Lula 3 cresce aprovação

A Ipespe também mediu a aprovação dos três Poderes. No qual o Executivo comandado por Lula (PT) superou numericamente, ainda que no empate técnico na margem de erro, a desaprovação. De julho a setembro, a aprovação ao Lula 3 cresceu 7 pontos: de 43% aos atuais 50%. E a desaprovação caiu 3 pontos no mesmo período: de 51% aos 48% de hoje.

 

Corte ideológico e socioeconômico

No corte ideológico do eleitor, o governo Lula é aprovado por 95% dos que se identificam à esquerda (4% desaprovam), 49% ao centro (45% desaprovam) e 10% à direita (88% desaprovam).
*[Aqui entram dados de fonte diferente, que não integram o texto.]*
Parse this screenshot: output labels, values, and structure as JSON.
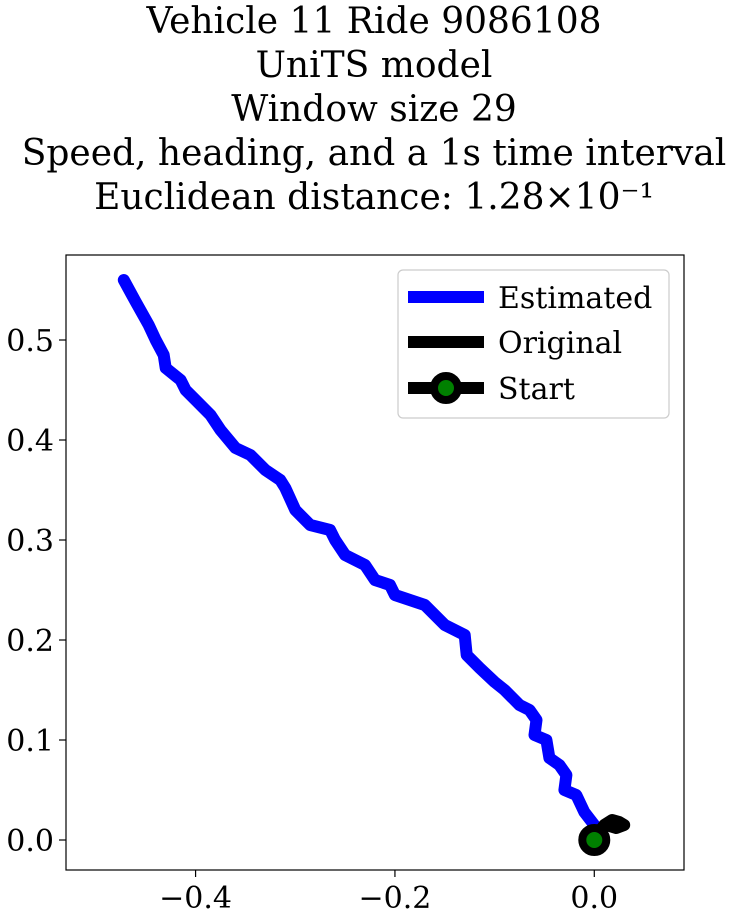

No corte socioeconômico, o Lula 3 é aprovado por 52% dos pobres (48% desaprovam), 51% da classe média (46% desaprovam) e 16% dos ricos (84% desaprovam).

 

(Infográfico: Eliabe de Souza, o Cássio Jr.)

 

Cientista político Antonio Lavareda, diretor do Ipespe

Leitura do Lavareda

“A inflação de alimentos cedeu. O mau humor por conta de supermercado foi diminuindo significativamente (…) O julgamento de Bolsonaro também contribuiu a uma leitura mais positiva do governo Lula. A PEC da Blindagem criou uma reação popular e levou a, digamos, um caldo de cultura onde a popularidade do presidente também cresceu”, explicou o cientista político Antonio Lavareda, diretor do Ipespe.

 

STF melhora aprovação após condenar Bolsonaro

A Ipespe também mediu a opinião popular sobre o STF. Sua aprovação cresceu 3 pontos dos 43% de julho aos 49% de setembro, após a condenação (confira aqui) de Bolsonaro. No mesmo período de dois meses, a desaprovação do brasileiro ao STF recuou 5 pontos: de 49% aos 44% atuais.

 

(Infográfico: Eliabe de Souza, o Cássio Jr.)

 

Câmara desaprovada por 70%

A pesquisa Ipespe também mediu que a Câmara dos Deputados cresceu 7 pontos na desaprovação: de 63% em julho a 70% dos brasileiros em setembro. A aprovação caiu 6 pontos: de 24% aos atuais 18%. “Ao motim no plenário em agosto, somou-se a PEC da Blindagem, produzindo um desgaste significativo na imagem da Câmara”, disse Lavareda.

 

(Infográfico: Eliabe de Souza, o Cássio Jr.)

 

Publicado hoje na Folha da Manhã.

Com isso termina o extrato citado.